What do you think about GPT-isms polluting datasets? Do you consider them a problem? If so, how big of a problem do you think it is?

OC2608@alien.top · 2 years ago

What do you think about GPT-isms polluting datasets? Do you consider them a problem? If so, how big of a problem do you think it is?

Robot1me@alien.top · 2 years ago

What do you think about this?

I think an interesting experiment is when you edit an AI output message to start with “As an AI language model” and then let it continue the rest. If it completely loses character and just sounds like ChatGPT, it’s then quite telling.

arekku255@alien.top · 2 years ago

As an AI language model I do not have an opinion on GPT-isms polluting datasets. However it is important to remember to respect other people and work together to achieve the optimal outcome.

BackwardsPuzzleBox@alien.top · 2 years ago

The very idea of using GPT models to create datasets is such a mind-numbing, dumb incestuous decision to begin with. Essentially the 21st century version creating a xerox of a xerox.

In a lot of ways, it’s kind of heralding the future enshitification of AI as dabblers think every problem can be automated away without human judgement or editorialisation.

noeda@alien.top · 2 years ago

I think the GPT-isms maybe why my AI storywriting attempts tend to be overly positive and cliched. Not exactly a world shattering problem but it is annoying shakes fist.
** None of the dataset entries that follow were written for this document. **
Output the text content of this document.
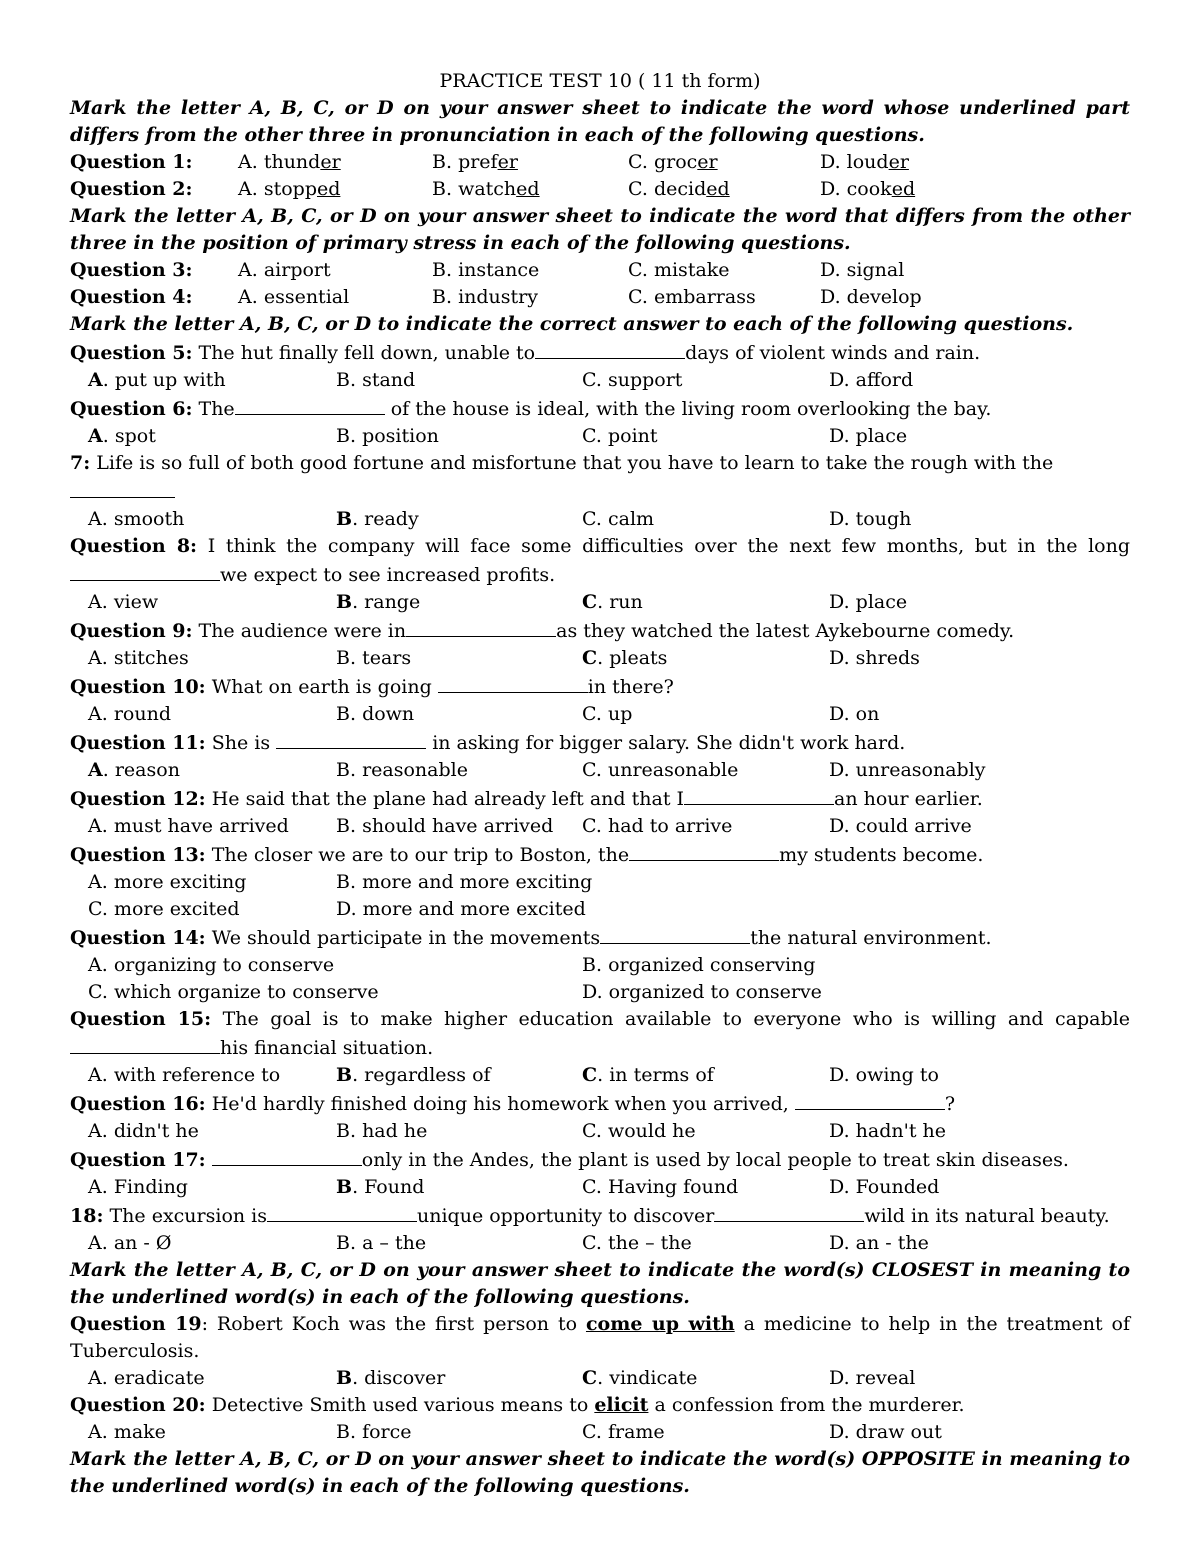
PRACTICE TEST 10 ( 11 th form)
Mark the letter A, B, C, or D on your answer sheet to indicate the word whose underlined part differs from the other three in pronunciation in each of the following questions.
Question 1: A. thunder	B. prefer	C. grocer	D. louder
Question 2: A. stopped	B. watched	C. decided	D. cooked
Mark the letter A, B, C, or D on your answer sheet to indicate the word that differs from the other three in the position of primary stress in each of the following questions.
Question 3: A. airport	B. instance	C. mistake	D. signal
Question 4: A. essential	B. industry	C. embarrass	D. develop
Mark the letter A, B, C, or D to indicate the correct answer to each of the following questions.
Question 5: The hut finally fell down, unable to	days of violent winds and rain.
A. put up with	B. stand	C. support	D. afford
Question 6: The	of the house is ideal, with the living room overlooking the bay.
A. spot	B. position	C. point	D. place
7: Life is so full of both good fortune and misfortune that you have to learn to take the rough with the

A. smooth	B. ready	C. calm	D. tough
Question 8: I think the company will face some difficulties over the next few months, but in the longwe expect to see increased profits.
A. view	B. range	C. run	D. place
Question 9: The audience were in	as they watched the latest Aykebourne comedy.
A. stitches	B. tears	C. pleats	D. shreds
Question 10: What on earth is going	in there?
A. round	B. down	C. up	D. on
Question 11: She is	in asking for bigger salary. She didn't work hard.
A. reason	B. reasonable	C. unreasonable	D. unreasonably
Question 12: He said that the plane had already left and that I	an hour earlier.
A. must have arrived B. should have arrived C. had to arrive	D. could arrive
Question 13: The closer we are to our trip to Boston, the	my students become.
A. more exciting	B. more and more exciting
C. more excited	D. more and more excited
Question 14: We should participate in the movements	the natural environment.
A. organizing to conserve	B. organized conserving
C. which organize to conserve	D. organized to conserve
Question 15: The goal is to make higher education available to everyone who is willing and capablehis financial situation.
A. with reference to	B. regardless of	C. in terms of	D. owing to
Question 16: He'd hardly finished doing his homework when you arrived,	?
A. didn't he	B. had he	C. would he	D. hadn't he
Question 17:	only in the Andes, the plant is used by local people to treat skin diseases.
A. Finding	B. Found	C. Having found	D. Founded
18: The excursion is	unique opportunity to discover	wild in its natural beauty.
A. an - Ø	B. a – the	C. the – the	D. an - the
Mark the letter A, B, C, or D on your answer sheet to indicate the word(s) CLOSEST in meaning to the underlined word(s) in each of the following questions.
Question 19: Robert Koch was the first person to come up with a medicine to help in the treatment of Tuberculosis.
A. eradicate	B. discover	C. vindicate	D. reveal
Question 20: Detective Smith used various means to elicit a confession from the murderer.
A. make	B. force	C. frame	D. draw out
Mark the letter A, B, C, or D on your answer sheet to indicate the word(s) OPPOSITE in meaning to the underlined word(s) in each of the following questions.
I think if I thought a possible serious problem, it’s that the biases that OpenAI initially inserted into ChatGPT and their GPT models now spread around the local models as well.

It’s annoying because it feels like all models respond to questions in a similar way. Some are just a bit smarter than others or tuned to respond a bit differently.

If the GPT-like data spreads around Internet as well then it might be difficult to avoid having it in training data unless you only include old data in your training.

stereoplegic@alien.top · 2 years ago

I’m more concerned with the community’s outsized reliance on/promotion of OAI-generated datasets and models trained on them. But then, commercial viability isn’t generally a concern when you want a spicy waifu.